The magnetic force on a current-carrying wire is quantified by the equation: \[ \vec{F} = I \, \ell \, \vec{B} \times \hat{l} \] where: - \( I \) denotes the current in the conductor, given as 2 A. - \( \ell \) represents the length of the conductor, specified as 0.1 m. - \( \vec{B} \) signifies the magnetic field. - \( \hat{l} \) is the unit vector indicating the direction of the current, which is \( \hat{i} \) along the \( +x \)-direction.
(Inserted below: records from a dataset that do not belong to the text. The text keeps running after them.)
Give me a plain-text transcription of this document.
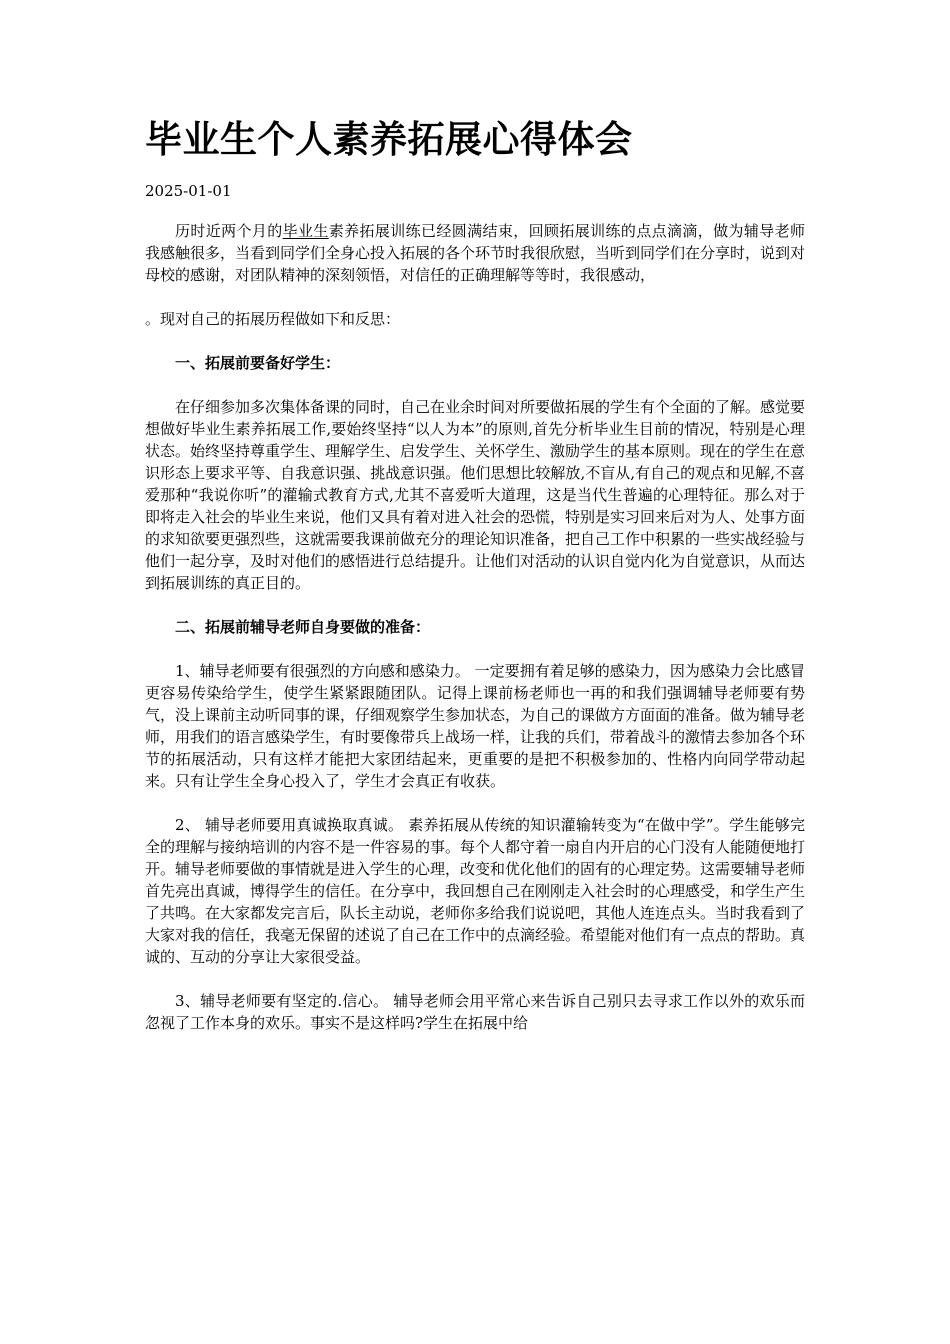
毕业生个人素养拓展心得体会
2025-01-01

历时近两个月的毕业生素养拓展训练已经圆满结束，回顾拓展训练的点点滴滴，做为辅导老师我感触很多，当看到同学们全身心投入拓展的各个环节时我很欣慰，当听到同学们在分享时，说到对母校的感谢，对团队精神的深刻领悟，对信任的正确理解等等时，我很感动，

。现对自己的拓展历程做如下和反思：

一、拓展前要备好学生：

在仔细参加多次集体备课的同时，自己在业余时间对所要做拓展的学生有个全面的了解。感觉要想做好毕业生素养拓展工作,要始终坚持“以人为本”的原则,首先分析毕业生目前的情况，特别是心理状态。始终坚持尊重学生、理解学生、启发学生、关怀学生、激励学生的基本原则。现在的学生在意识形态上要求平等、自我意识强、挑战意识强。他们思想比较解放,不盲从,有自己的观点和见解,不喜爱那种“我说你听”的灌输式教育方式,尤其不喜爱听大道理，这是当代生普遍的心理特征。那么对于即将走入社会的毕业生来说，他们又具有着对进入社会的恐慌，特别是实习回来后对为人、处事方面的求知欲要更强烈些，这就需要我课前做充分的理论知识准备，把自己工作中积累的一些实战经验与他们一起分享，及时对他们的感悟进行总结提升。让他们对活动的认识自觉内化为自觉意识，从而达到拓展训练的真正目的。

二、拓展前辅导老师自身要做的准备：

1、辅导老师要有很强烈的方向感和感染力。 一定要拥有着足够的感染力，因为感染力会比感冒更容易传染给学生，使学生紧紧跟随团队。记得上课前杨老师也一再的和我们强调辅导老师要有势气，没上课前主动听同事的课，仔细观察学生参加状态，为自己的课做方方面面的准备。做为辅导老师，用我们的语言感染学生，有时要像带兵上战场一样，让我的兵们，带着战斗的激情去参加各个环节的拓展活动，只有这样才能把大家团结起来，更重要的是把不积极参加的、性格内向同学带动起来。只有让学生全身心投入了，学生才会真正有收获。

2、 辅导老师要用真诚换取真诚。 素养拓展从传统的知识灌输转变为“在做中学”。学生能够完全的理解与接纳培训的内容不是一件容易的事。每个人都守着一扇自内开启的心门没有人能随便地打开。辅导老师要做的事情就是进入学生的心理，改变和优化他们的固有的心理定势。这需要辅导老师首先亮出真诚，博得学生的信任。在分享中，我回想自己在刚刚走入社会时的心理感受，和学生产生了共鸣。在大家都发完言后，队长主动说，老师你多给我们说说吧，其他人连连点头。当时我看到了大家对我的信任，我毫无保留的述说了自己在工作中的点滴经验。希望能对他们有一点点的帮助。真诚的、互动的分享让大家很受益。

3、辅导老师要有坚定的.信心。 辅导老师会用平常心来告诉自己别只去寻求工作以外的欢乐而忽视了工作本身的欢乐。事实不是这样吗?学生在拓展中给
Given parameters: - \( I = 2 \, \text{A} \) - \( \ell = 0.1 \, \text{m} \) - \( \vec{B} = (0.6 \hat{j} + 0.8 \hat{k}) \, \text{T} \) - \( \hat{l} = \hat{i} \) The cross product \( \vec{B} \times \hat{l} \) is computed as follows: \[ \vec{B} \times \hat{l} = \begin{vmatrix} \hat{i} & \hat{j} & \hat{k} \\ 1 & 0 & 0 \\ 0.6 & 0.8 & 0 \end{vmatrix} \] \[ = \hat{i} \left( 0 \cdot 0 - 0.8 \cdot 0 \right) - \hat{j} \left( 0 \cdot 0 - 0.6 \cdot 0 \right) + \hat{k} \left( 1 \cdot 0.8 - 0.6 \cdot 0 \right) \] \[ = 0 \hat{i} - 0 \hat{j} + 0.8 \hat{k} \] Therefore, \( \vec{B} \times \hat{l} = 0 \hat{i} + 0 \hat{j} + 0.8 \hat{k} \). The resulting force is: \[ \vec{F} = I \, \ell \, \vec{B} \times \hat{l} = 2 \times 0.1 \times (0 \hat{i} + 0 \hat{j} + 0.8 \hat{k}) \] \[ \vec{F} = (0 \hat{i} + 0.16 \hat{j} + 0.12 \hat{k}) \, \text{N} \] The final calculated force is \({(-0.16 \hat{j} + 0.12 \hat{k}) \, \text{N}} \).